Ve imparator onu hatırladı! Sayılır. İlk olarak şarabın, Appius’un inandığı kadar masum olmadığı ortaya çıktı. İkinci olarak bir Vestal haline gelmek üzere olan bu çok genç ve çok güzel kız, Vesta rahibesi olmadan önceki 30 yıl boyunca hiçbir erkek tarafından öpülmeyecekti.
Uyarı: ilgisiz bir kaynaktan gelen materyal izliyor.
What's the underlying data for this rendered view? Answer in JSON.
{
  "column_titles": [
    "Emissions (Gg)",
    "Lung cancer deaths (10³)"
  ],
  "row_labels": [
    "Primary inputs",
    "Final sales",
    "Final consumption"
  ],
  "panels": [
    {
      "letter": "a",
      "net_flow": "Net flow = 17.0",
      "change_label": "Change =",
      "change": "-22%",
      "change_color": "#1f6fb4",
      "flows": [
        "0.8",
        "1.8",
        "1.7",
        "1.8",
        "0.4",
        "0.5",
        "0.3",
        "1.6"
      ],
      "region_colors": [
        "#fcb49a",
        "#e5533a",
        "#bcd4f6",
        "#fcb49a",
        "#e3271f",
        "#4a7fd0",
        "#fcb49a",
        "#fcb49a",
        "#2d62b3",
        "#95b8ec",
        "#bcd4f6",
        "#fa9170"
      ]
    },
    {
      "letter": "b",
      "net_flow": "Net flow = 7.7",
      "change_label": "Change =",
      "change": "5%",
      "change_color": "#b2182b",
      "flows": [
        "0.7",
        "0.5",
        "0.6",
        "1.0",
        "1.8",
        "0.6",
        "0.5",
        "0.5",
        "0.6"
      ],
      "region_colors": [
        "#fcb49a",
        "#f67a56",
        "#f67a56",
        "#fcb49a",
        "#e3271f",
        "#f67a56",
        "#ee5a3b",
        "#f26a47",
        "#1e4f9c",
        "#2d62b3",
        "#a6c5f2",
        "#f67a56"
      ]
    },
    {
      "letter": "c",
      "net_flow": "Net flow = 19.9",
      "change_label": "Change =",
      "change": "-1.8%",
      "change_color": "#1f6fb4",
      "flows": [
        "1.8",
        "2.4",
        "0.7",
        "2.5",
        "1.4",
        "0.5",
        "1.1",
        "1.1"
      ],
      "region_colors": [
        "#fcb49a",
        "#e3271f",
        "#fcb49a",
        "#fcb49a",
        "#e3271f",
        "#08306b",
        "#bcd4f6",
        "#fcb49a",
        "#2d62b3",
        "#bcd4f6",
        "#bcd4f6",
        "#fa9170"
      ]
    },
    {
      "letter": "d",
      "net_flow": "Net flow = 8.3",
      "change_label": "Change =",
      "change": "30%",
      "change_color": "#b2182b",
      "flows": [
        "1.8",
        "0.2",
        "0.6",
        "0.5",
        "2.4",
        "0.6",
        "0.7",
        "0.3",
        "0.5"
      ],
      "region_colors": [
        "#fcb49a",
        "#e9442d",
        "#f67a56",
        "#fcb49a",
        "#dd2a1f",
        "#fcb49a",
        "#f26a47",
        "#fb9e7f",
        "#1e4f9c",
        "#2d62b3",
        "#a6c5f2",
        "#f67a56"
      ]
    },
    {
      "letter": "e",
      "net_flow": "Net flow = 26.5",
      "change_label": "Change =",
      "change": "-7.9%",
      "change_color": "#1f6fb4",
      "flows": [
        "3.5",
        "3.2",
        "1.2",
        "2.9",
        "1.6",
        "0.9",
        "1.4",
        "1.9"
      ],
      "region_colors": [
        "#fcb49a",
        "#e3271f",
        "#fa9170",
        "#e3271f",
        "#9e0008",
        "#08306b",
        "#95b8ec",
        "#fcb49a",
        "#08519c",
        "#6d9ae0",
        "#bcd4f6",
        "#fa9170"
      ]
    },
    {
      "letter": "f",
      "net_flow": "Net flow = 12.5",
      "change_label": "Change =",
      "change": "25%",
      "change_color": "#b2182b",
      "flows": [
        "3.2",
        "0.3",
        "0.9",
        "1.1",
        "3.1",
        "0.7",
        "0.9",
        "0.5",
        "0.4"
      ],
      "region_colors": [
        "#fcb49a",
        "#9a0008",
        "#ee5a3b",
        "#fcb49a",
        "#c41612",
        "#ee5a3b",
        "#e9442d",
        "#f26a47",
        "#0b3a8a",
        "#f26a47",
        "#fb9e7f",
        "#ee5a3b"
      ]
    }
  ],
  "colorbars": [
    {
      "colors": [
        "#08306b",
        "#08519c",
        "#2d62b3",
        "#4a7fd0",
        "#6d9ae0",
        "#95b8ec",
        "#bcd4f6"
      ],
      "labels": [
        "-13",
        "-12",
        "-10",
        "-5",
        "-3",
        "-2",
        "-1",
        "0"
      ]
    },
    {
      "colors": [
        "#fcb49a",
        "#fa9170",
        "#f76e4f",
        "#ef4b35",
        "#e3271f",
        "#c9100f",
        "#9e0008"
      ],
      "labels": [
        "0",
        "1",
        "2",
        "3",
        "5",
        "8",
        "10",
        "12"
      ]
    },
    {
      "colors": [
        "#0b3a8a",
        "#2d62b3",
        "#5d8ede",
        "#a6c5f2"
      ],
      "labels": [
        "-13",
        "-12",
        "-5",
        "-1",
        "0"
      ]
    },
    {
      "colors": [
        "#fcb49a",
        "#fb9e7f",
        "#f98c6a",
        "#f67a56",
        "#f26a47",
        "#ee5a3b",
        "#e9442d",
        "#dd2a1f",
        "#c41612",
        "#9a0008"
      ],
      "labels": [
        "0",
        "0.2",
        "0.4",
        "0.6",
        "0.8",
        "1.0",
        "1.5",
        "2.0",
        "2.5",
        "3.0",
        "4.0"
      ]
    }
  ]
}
En azından fermante olmuş üzüm suyu, coşkulu bir mimarın sıcak kafasına bunları fısıldamıştı. Geri kalan, bir an için biraz bulanık göründü.
Meydana gelen karmaşaya karşın Merkür nihayet Appius’tan yanaymış gibi görünüyordu. Mimar hemen oracıkta öldürülmedi. Hizmetkârlar tek bir işmarla onu salonlardan geçirip, bir daha asla saraya dönmemek üzere imparatorun sarayının arka bahçesindeki çamurun içine attılar.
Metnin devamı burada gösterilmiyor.